On Saturday, Foreign Secretary Liz Truss met in England with a congressional delegation led by Richard Neal, a senior member of Pelosi’s House Democrat party.

“We discussed our unwavering commitment to Belfast [Good Friday] Agreement, the importance of free trade and our condemnation of Russia’s illegal invasion of Ukraine,” Truss tweeted.

The Foreign Office declined to comment further.

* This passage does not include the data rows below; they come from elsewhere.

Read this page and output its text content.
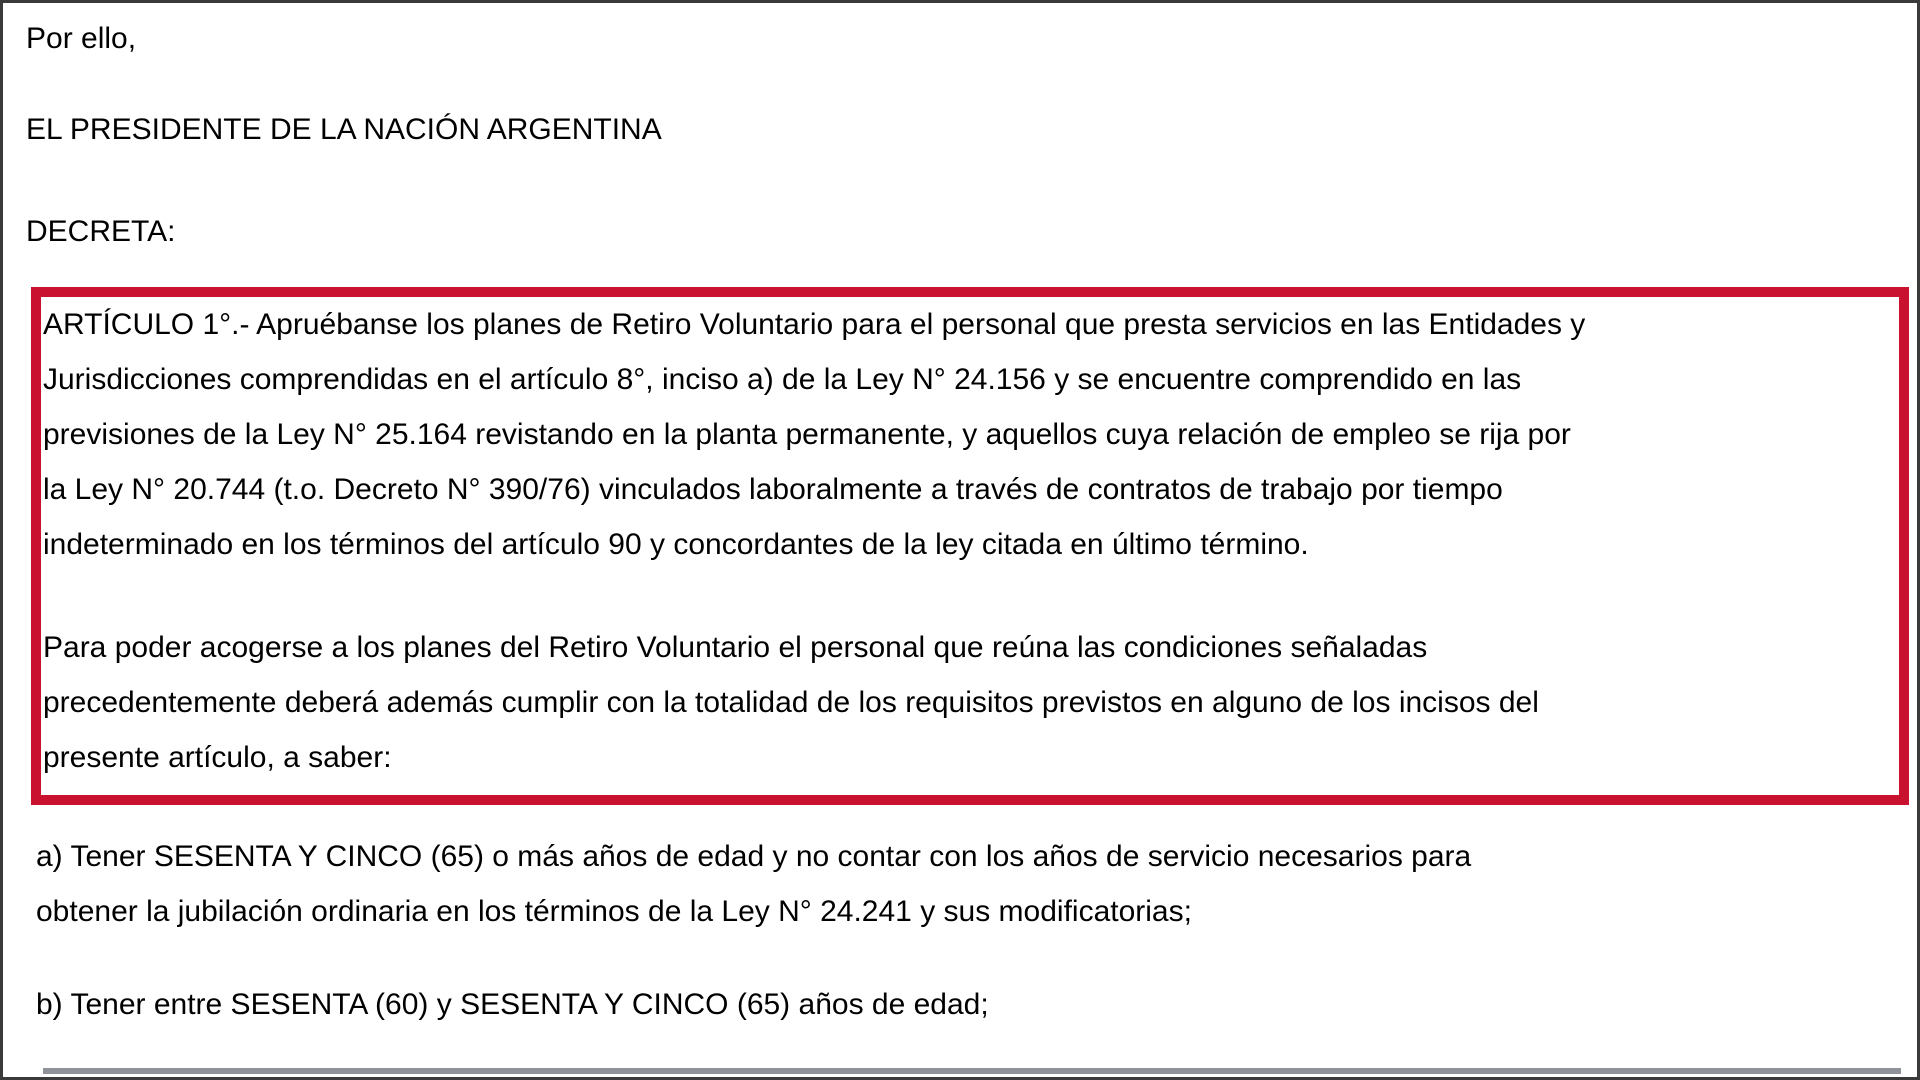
Por ello,
EL PRESIDENTE DE LA NACIÓN ARGENTINA
DECRETA:
ARTÍCULO 1°.- Apruébanse los planes de Retiro Voluntario para el personal que presta servicios en las Entidades y
Jurisdicciones comprendidas en el artículo 8°, inciso a) de la Ley N° 24.156 y se encuentre comprendido en las
previsiones de la Ley N° 25.164 revistando en la planta permanente, y aquellos cuya relación de empleo se rija por
la Ley N° 20.744 (t.o. Decreto N° 390/76) vinculados laboralmente a través de contratos de trabajo por tiempo
indeterminado en los términos del artículo 90 y concordantes de la ley citada en último término.
Para poder acogerse a los planes del Retiro Voluntario el personal que reúna las condiciones señaladas
precedentemente deberá además cumplir con la totalidad de los requisitos previstos en alguno de los incisos del
presente artículo, a saber:
a) Tener SESENTA Y CINCO (65) o más años de edad y no contar con los años de servicio necesarios para
obtener la jubilación ordinaria en los términos de la Ley N° 24.241 y sus modificatorias;
b) Tener entre SESENTA (60) y SESENTA Y CINCO (65) años de edad;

But according to the British Observer newspaper on Sunday, Truss told Neal’s delegation that London could not let the “situation drag on” if the EU did not respond favourably.

Neal, however, stressed Washington’s “unity” with the EU after members of Congress visited Brussels on Friday.

And after what he called a “candid” meeting with Truss, the Democrat tweeted on Sunday: “I call for good faith negotiations with the EU to find lasting solutions for post-Brexit trade between the Great -Britain and Northern Ireland.